We predicted intrinsically disordered regions (IDRs) of FAM76B and explored its phase separation properties in vitro using fluorescence confocal microscopy and fluorescence recovery after photobleaching (FRAP) experiments. Immunofluorescence staining was also performed. We engineered osteosarcoma cells using CRISPR Cas9 and site directed mutagenesis to study the impact of FAM76B phase separation on cellular function. The effects of FAM76B were assessed through colony formation, MTT assays, wound healing assays, flow cytometry for macrophage function and polarization, T cell and NK cell activity, subcutaneous tumor xenograft models, and immunohistochemistry.

Results

Deletion of FAM76B reprogrammed macrophages, enhancing antitumor immunity in OS. Absence of FAM76B reversed immunosuppression, leading to increased T cell infiltration and activation.
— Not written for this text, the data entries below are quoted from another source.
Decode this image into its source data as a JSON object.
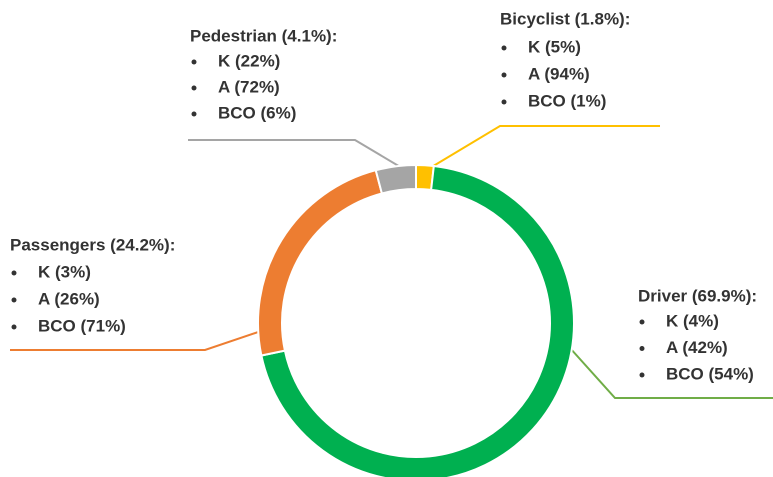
{
  "chart_data": {
    "type": "donut",
    "values": [
      1.8,
      69.9,
      24.2,
      4.1
    ],
    "value_labels": [
      "Bicyclist (1.8%):",
      "Driver (69.9%):",
      "Passengers (24.2%):",
      "Pedestrian (4.1%):"
    ],
    "colors": [
      "#ffc000",
      "#00b050",
      "#ed7d31",
      "#a5a5a5"
    ],
    "breakdown": [
      [
        "K (5%)",
        "A (94%)",
        "BCO (1%)"
      ],
      [
        "K (4%)",
        "A (42%)",
        "BCO (54%)"
      ],
      [
        "K (3%)",
        "A (26%)",
        "BCO (71%)"
      ],
      [
        "K (22%)",
        "A (72%)",
        "BCO (6%)"
      ]
    ]
  }
}
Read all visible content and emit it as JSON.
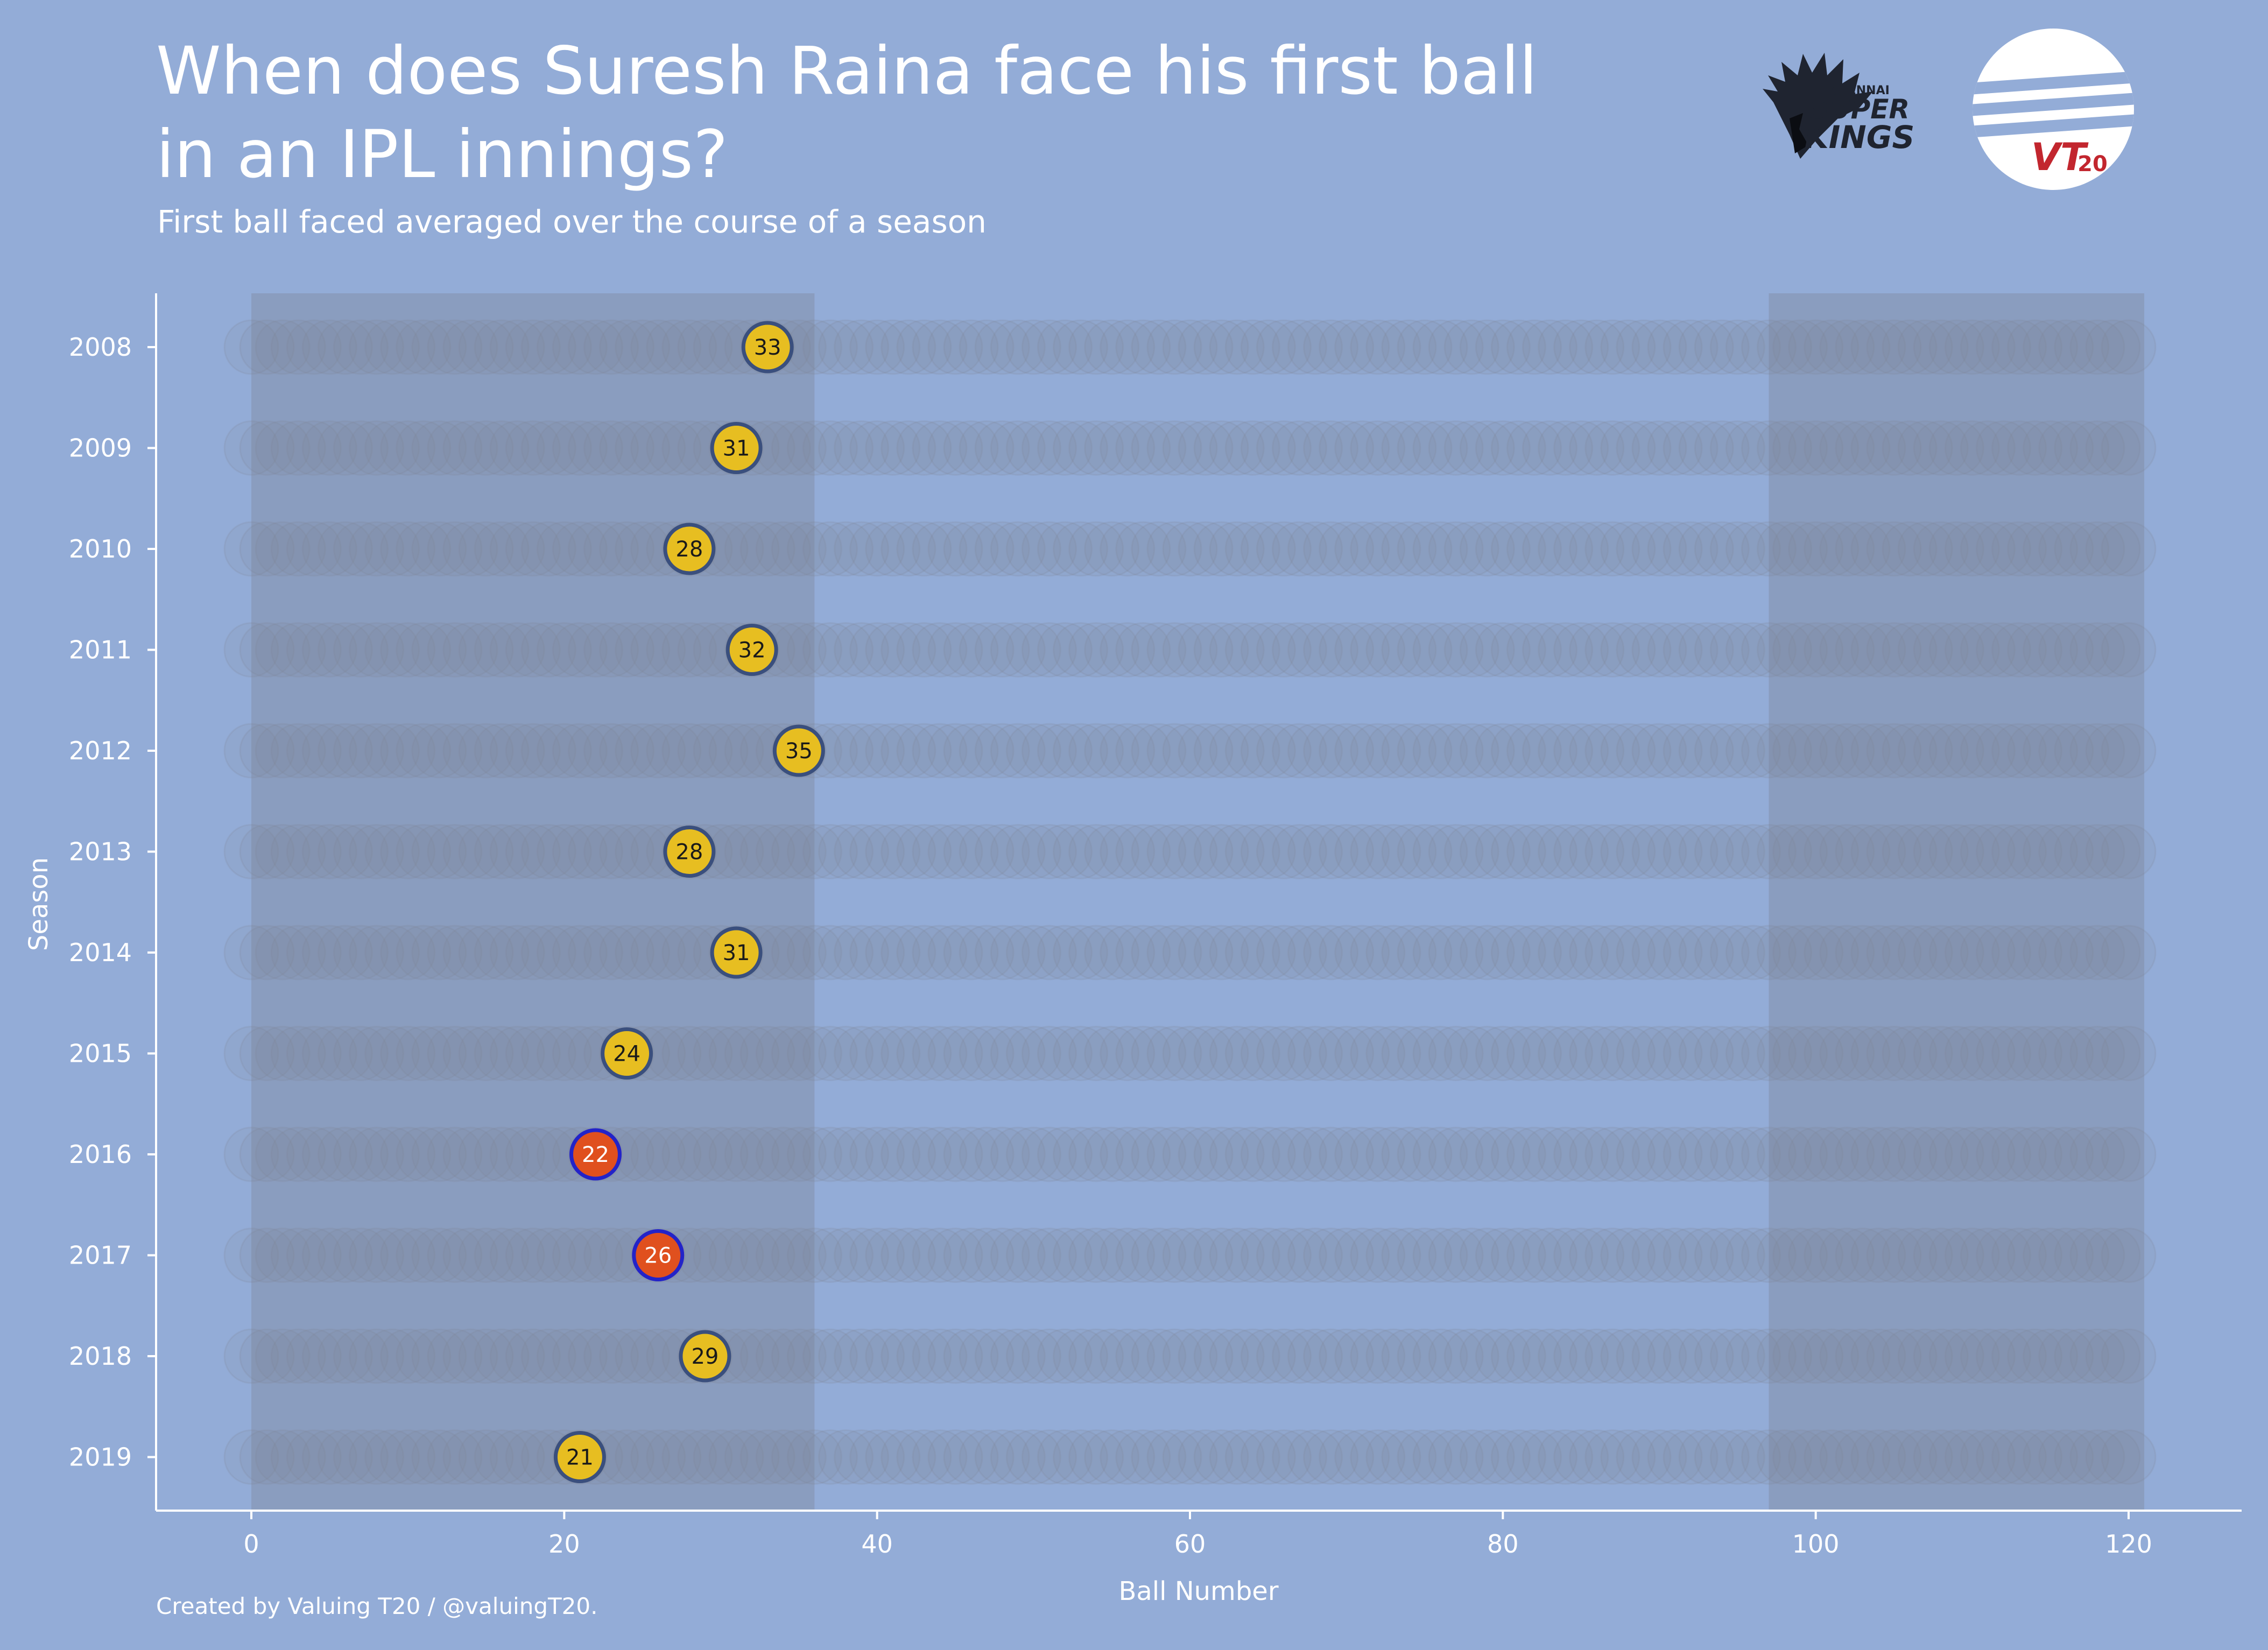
{
  "header": {
    "title": "When does Suresh Raina face his first ball in an IPL innings?",
    "subtitle": "First ball faced averaged over the course of a season"
  },
  "logos": {
    "csk": {
      "line1": "CHENNAI",
      "line2": "SUPER",
      "line3": "KINGS"
    },
    "vt": {
      "text": "VT",
      "sub": "20"
    }
  },
  "footer": {
    "credit": "Created by Valuing T20 / @valuingT20."
  },
  "colors": {
    "background": "#93acd7",
    "shaded_band": "#8a9dbf",
    "ghost_ball": "#7f8795",
    "highlight_default": "#e7be21",
    "highlight_outline": "#3a4f7d",
    "highlight_special": "#e0501e",
    "highlight_special_outline": "#2323c8",
    "axis": "#ffffff"
  },
  "chart_data": {
    "type": "scatter",
    "xlabel": "Ball Number",
    "ylabel": "Season",
    "xlim": [
      -6,
      126
    ],
    "xticks": [
      0,
      20,
      40,
      60,
      80,
      100,
      120
    ],
    "ghost_balls_x_range": [
      0,
      120
    ],
    "shaded_ranges": [
      [
        0,
        36
      ],
      [
        97,
        121
      ]
    ],
    "grid": false,
    "seasons": [
      "2008",
      "2009",
      "2010",
      "2011",
      "2012",
      "2013",
      "2014",
      "2015",
      "2016",
      "2017",
      "2018",
      "2019"
    ],
    "values": [
      33,
      31,
      28,
      32,
      35,
      28,
      31,
      24,
      22,
      26,
      29,
      21
    ],
    "highlight": [
      false,
      false,
      false,
      false,
      false,
      false,
      false,
      false,
      true,
      true,
      false,
      false
    ]
  }
}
We found FAM76B exhibited histidine rich region (HRR) dependent phase separation; deletion of this region enhanced its ability to induce M1 like macrophages, inhibiting OS cell growth.

Conclusion

Our findings suggest that targeting FAM76B phase separation may offer a novel therapeutic approach to counteract tumor induced immunosuppression and enhance efficacy of T cell based immunotherapy in osteosarcoma and potentially other solid tumors.